2-WHY NOT celebrate what we are thankful for, surrounded by our closest family, in the comfort of our own dwelling places?
When I stayed over at my Gram’s house as a young girl, I remember watching the Disney film, “Pollyanna.” The story centered around the young and precocious orphan girl, played by Hayley Mills (also of the original, “The Parent Trap”), who comes to live with her stuffy Aunt Polly, and makes it her mission to remind the entire town to play the “glad game” when they’re feeling blue.
Here’s our daily challenge: be glad, no matter what befalls us now, and continue to do so into ‘A.D.’ when we can walk out the door, unafraid of a virus.
I am grateful to hear of the triumphs during this setback: for the people of Beijing who are finally hearing birds chirruping out their windows, instead of the blare of traffic; for fish returning to the canals of Venice, as the ceasing of boats meant the waterways cleared; for people singing from their balconies and holding rooftop yoga sessions with total neighborhood strangers, who now feel like friends; for the artists, musicians, celebrities, athletes, teachers, and many more, offering up their “free” ‘stay at home’ time to share their gifts with the youth of America and the world.
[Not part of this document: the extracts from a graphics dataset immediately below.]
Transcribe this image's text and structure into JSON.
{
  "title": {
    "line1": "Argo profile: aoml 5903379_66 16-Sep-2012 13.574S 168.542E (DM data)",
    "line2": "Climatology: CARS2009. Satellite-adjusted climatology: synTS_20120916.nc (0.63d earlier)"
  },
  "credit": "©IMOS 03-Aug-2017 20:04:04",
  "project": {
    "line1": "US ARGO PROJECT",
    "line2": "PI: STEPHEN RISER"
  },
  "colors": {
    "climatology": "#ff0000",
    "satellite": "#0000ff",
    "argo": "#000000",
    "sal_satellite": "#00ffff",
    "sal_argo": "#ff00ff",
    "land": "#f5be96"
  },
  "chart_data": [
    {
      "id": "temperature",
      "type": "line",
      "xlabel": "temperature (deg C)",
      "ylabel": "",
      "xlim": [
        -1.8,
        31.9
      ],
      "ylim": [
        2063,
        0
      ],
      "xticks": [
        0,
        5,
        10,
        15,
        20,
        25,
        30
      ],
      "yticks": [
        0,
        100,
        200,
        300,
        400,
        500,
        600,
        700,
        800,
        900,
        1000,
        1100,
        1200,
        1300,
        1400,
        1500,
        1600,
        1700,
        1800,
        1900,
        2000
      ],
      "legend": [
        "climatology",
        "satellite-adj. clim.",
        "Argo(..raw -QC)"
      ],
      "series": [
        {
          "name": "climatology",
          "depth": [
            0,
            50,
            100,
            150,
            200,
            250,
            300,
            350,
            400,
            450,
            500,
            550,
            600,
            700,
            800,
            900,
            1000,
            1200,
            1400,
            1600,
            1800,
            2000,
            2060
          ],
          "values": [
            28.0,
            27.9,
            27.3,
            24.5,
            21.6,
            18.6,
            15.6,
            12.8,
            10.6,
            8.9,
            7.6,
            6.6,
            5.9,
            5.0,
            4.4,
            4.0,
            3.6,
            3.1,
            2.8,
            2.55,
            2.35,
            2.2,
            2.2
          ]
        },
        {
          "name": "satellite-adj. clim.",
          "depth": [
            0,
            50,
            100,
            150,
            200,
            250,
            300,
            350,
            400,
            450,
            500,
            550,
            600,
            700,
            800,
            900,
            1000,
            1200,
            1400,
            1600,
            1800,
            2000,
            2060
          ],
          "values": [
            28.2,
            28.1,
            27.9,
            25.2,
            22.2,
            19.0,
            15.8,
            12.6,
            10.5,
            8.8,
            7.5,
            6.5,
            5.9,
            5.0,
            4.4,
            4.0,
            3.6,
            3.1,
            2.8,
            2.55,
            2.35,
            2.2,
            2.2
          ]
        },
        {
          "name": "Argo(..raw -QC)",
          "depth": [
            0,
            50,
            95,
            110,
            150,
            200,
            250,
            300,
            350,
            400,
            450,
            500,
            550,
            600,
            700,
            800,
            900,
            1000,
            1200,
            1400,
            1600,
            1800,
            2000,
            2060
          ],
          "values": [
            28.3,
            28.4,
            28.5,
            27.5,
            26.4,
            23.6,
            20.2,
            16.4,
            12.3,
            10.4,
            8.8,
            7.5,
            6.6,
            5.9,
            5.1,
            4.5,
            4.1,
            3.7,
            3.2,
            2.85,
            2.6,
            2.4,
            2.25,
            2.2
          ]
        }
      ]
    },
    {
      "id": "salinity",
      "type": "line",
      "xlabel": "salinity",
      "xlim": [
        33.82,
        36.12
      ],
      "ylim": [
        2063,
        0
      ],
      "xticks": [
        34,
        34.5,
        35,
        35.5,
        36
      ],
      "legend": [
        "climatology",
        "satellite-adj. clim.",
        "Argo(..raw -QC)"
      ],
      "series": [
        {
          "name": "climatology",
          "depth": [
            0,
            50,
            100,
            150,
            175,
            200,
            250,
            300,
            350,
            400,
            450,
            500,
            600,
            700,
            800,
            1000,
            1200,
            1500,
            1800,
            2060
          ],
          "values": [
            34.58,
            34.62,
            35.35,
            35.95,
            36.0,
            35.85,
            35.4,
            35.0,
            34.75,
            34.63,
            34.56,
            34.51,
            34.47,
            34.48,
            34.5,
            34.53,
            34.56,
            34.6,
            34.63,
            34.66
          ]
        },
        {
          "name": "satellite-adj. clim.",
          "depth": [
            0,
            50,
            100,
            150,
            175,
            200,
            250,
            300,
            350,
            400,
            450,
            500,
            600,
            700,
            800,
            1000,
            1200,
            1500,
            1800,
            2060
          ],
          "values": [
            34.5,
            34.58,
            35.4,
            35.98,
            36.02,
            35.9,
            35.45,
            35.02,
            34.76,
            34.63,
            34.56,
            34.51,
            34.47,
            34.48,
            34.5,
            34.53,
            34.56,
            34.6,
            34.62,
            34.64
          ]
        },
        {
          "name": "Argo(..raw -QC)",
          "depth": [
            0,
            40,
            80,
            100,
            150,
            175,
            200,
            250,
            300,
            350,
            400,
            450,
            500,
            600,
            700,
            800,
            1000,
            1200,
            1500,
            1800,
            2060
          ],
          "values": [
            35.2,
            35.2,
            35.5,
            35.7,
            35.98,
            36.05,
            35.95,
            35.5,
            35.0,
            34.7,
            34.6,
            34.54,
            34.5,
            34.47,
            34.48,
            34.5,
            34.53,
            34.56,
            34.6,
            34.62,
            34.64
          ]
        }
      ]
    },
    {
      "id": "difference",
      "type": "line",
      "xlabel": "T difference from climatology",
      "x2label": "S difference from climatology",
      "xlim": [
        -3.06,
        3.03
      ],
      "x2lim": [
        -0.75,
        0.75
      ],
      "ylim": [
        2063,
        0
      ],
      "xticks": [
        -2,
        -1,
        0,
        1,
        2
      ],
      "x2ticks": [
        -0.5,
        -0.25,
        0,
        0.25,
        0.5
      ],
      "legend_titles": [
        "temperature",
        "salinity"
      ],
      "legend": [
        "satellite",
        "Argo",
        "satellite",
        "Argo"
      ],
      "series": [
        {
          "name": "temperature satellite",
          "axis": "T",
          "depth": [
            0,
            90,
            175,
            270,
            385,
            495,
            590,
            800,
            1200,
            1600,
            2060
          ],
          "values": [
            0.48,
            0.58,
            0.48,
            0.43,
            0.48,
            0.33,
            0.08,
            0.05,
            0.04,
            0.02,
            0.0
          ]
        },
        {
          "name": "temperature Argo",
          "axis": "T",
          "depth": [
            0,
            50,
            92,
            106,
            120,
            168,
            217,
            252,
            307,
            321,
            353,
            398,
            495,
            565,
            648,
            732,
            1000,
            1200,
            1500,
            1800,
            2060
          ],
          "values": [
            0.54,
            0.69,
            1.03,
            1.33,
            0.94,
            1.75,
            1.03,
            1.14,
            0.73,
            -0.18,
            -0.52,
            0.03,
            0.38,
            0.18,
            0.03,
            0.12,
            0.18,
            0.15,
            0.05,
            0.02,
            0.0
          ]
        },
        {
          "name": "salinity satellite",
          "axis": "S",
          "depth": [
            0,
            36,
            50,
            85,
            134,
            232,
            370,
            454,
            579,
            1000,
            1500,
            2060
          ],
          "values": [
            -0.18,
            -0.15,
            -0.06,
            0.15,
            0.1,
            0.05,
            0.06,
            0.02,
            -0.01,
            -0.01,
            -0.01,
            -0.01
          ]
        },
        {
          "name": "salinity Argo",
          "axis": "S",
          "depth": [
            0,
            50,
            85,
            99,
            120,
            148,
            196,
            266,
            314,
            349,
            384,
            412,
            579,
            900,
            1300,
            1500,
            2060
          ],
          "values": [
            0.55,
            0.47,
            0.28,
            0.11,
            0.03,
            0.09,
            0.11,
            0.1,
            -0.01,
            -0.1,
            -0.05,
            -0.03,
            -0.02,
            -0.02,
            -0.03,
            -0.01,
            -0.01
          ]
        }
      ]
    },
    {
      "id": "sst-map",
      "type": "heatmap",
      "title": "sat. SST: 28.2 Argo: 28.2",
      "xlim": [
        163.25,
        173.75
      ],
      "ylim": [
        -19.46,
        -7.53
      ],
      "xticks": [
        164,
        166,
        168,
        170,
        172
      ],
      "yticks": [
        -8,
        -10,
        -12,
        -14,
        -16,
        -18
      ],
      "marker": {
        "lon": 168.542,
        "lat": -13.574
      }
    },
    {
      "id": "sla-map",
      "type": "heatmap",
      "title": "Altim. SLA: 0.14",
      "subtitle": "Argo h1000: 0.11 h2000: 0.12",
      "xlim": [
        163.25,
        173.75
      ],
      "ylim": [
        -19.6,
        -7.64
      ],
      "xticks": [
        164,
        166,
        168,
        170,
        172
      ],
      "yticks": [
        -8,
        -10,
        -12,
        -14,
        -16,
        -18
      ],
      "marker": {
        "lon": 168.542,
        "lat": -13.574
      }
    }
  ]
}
These ALL could have been happening ‘B.C.’ but we got lost in ourselves, hummingbird-paced wings flying to and fro and never pausing to look up.
I leave you with this bit from my devotional, as it seems very fitting:
“He placed me in a little cage, away from gardens fair, but I must sing the sweetest songs because He placed me there. Not beat my wings against the cage, but raise my voice to heaven’s gate and sing the louder still.”-L.B. Cowman, Streams in the Desert
Play the “glad game,” kindreds, because it will, like a mirror, reflect your blessings to you, and give you hope for what’s on the other side of today.